水野 そう、最初から職業作家なの。そして初めて歌詞を書いたのは、おっしゃってくださったように高校時代の文化祭テーマソングですね。うちの母校は、文化祭のテーマソングを校内投票で決めていて。そこで自分も目立ってみたいと思って、当時組んでいたバンドで歌詞と曲を書きました。
吉岡 あの伝説のバンド。
水野・吉岡 グルービージャック。
水野 もう言いたくない(笑)。
吉岡 代表曲は「燃える花」ね。実はそのとき出した曲が形を変えて、いきものがかりのシングルになったりもしているんですよ。
水野 「うるわしきひと」とか。
吉岡 「君と歩いた季節」も。
水野 もともと「葵(あおい)」ってタイトルだった曲ね。
―― ちなみにその文化祭のテーマソングはどんな歌詞だったのでしょうか。
水野 それが「燃える花」なんですけど、どんな歌詞でしたかねぇ…。
吉岡 なんかねぇ…当時のトレンド、ちょっとビジュアル系というか…。1回聴いたら覚えられて、みんなで歌いやすいような、キャッチーな歌だったのが印象的。
水野 バンドのボーカル・Nくんがすごく歌の上手い子で。ちょっと粘りっ気のある歌声だったんです。

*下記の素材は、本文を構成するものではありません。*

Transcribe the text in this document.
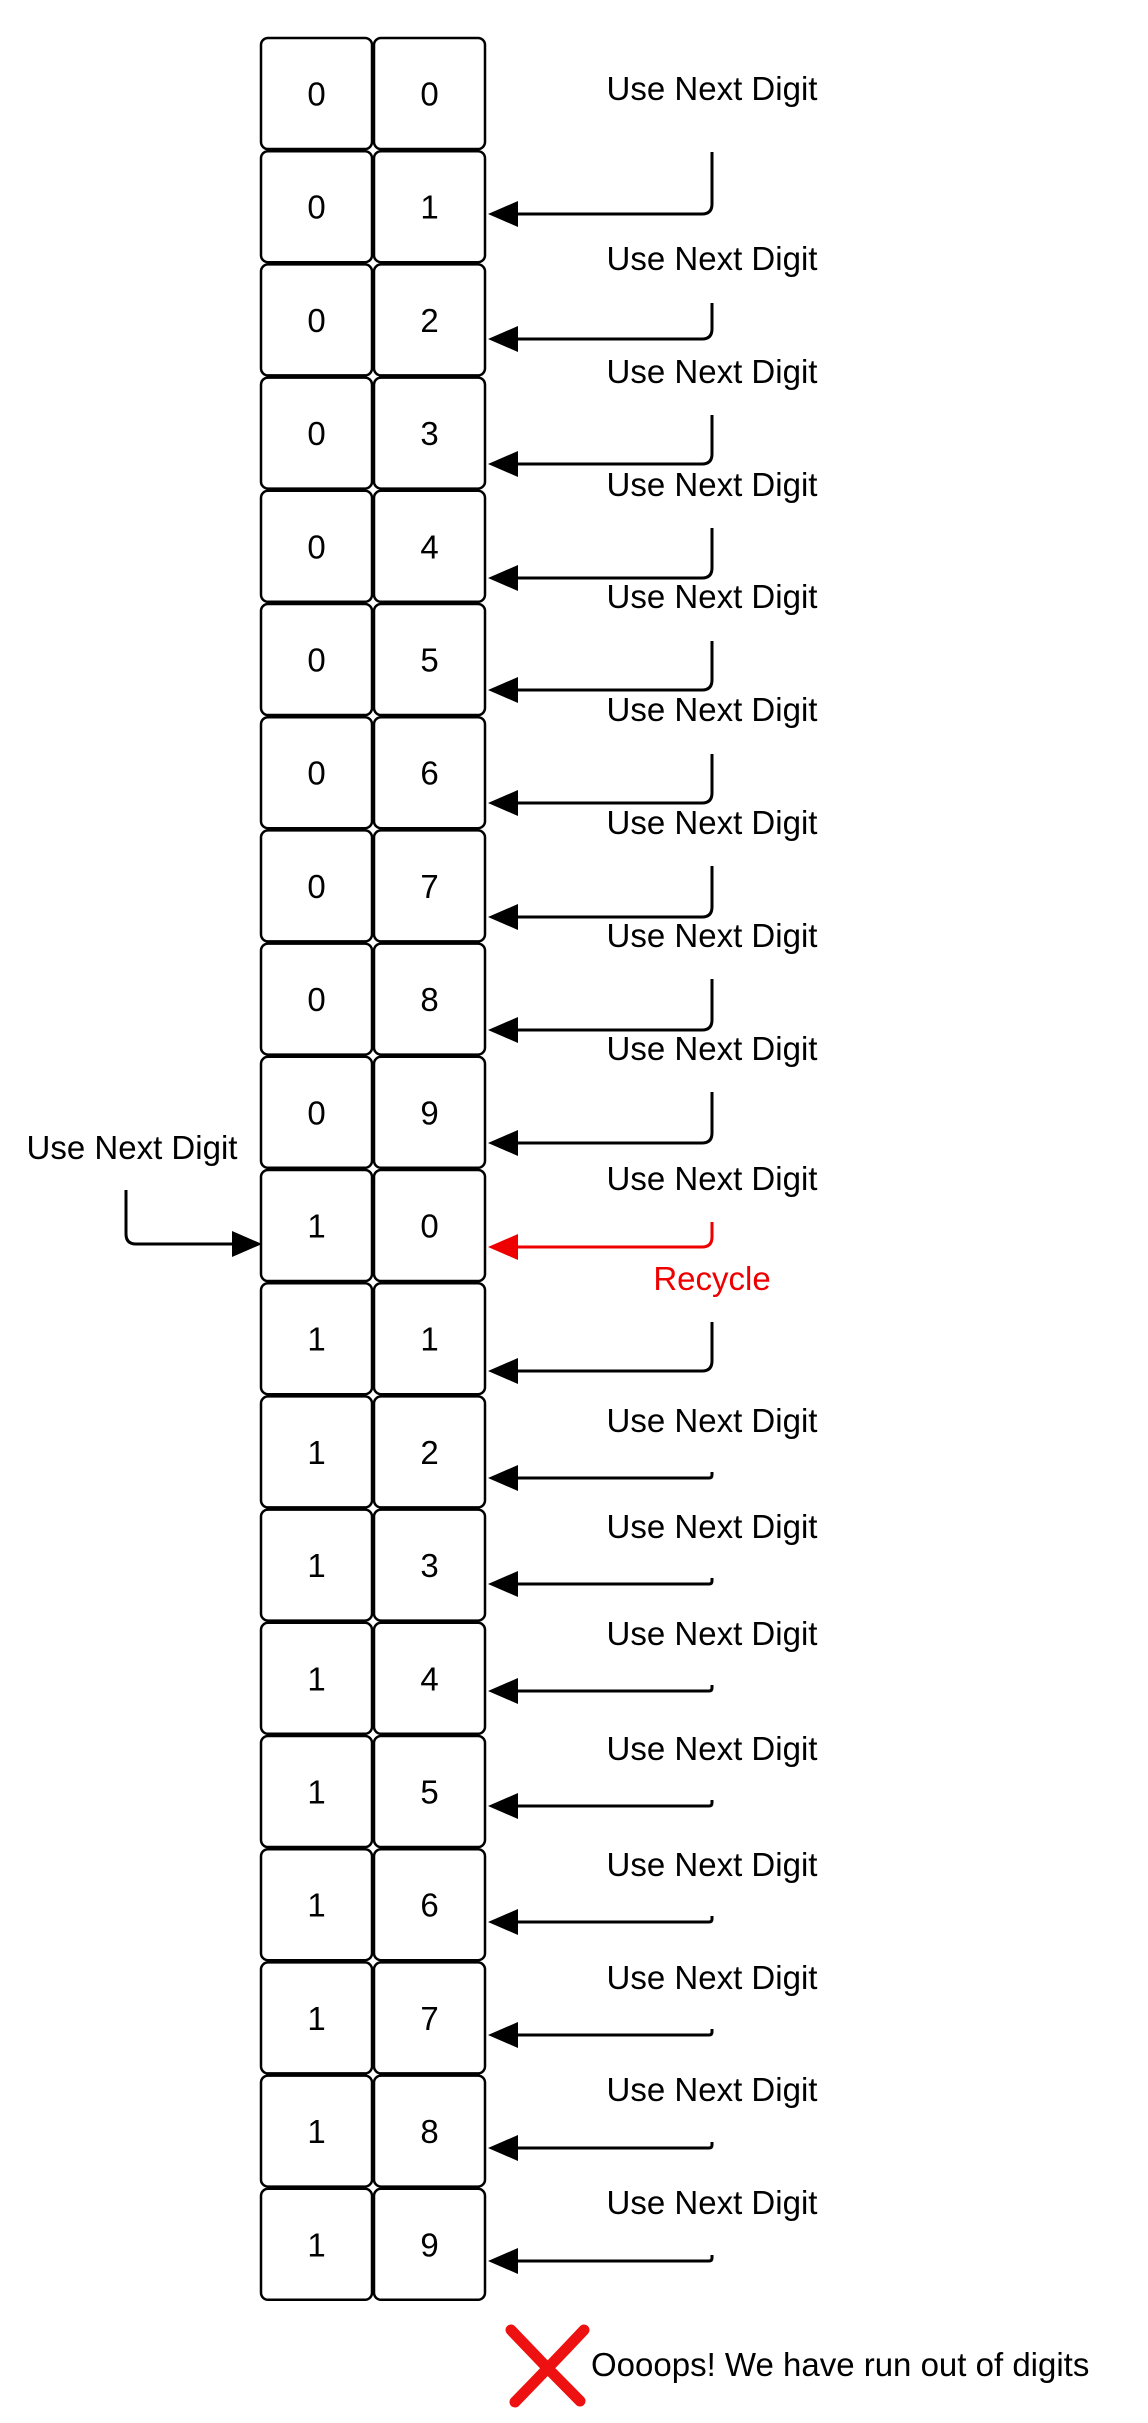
0	0
0	1
0	2
0	3
0	4
0	5
0	6
0	7
0	8
0	9
1	0
1	1
1	2
1	3
1	4
1	5
1	6
1	7
1	8
1	9
Use Next Digit
Use Next Digit
Use Next Digit
Use Next Digit
Use Next Digit
Use Next Digit
Use Next Digit
Use Next Digit
Use Next Digit
Use Next Digit
Recycle
Use Next Digit
Use Next Digit
Use Next Digit
Use Next Digit
Use Next Digit
Use Next Digit
Use Next Digit
Use Next Digit
Use Next Digit
Oooops! We have run out of digits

吉岡 そうそう、ウェットな感じ。憂いを帯びた歌声だったね。
水野 だから憂いを帯びた歌詞だったよね。タイトルから「燃える花」だから。聖恵が言ってくれたように、当時みんなビジュアル系の曲を聴いていたんですよ。そんななかでなんとか人気を得たくて、「こういうのウケるんじゃない?」って話し合って、そういう路線の曲になったんです。最初から売れ線に…。
吉岡 やっぱり「みんなに聴いてほしい」って気持ちは最初から強かったよね。地域的にも、学校的にも結構バンドが盛んだったんですよ。でもリーダーはより本気で取り組んでいたのを覚えてる。ちゃんと校内でCDも作って。私もそのCDをチェックしていました。
―― おふたりともいきものがかりで歌詞を書かれますが、お互いの書く歌詞で違いを感じるところはありますか?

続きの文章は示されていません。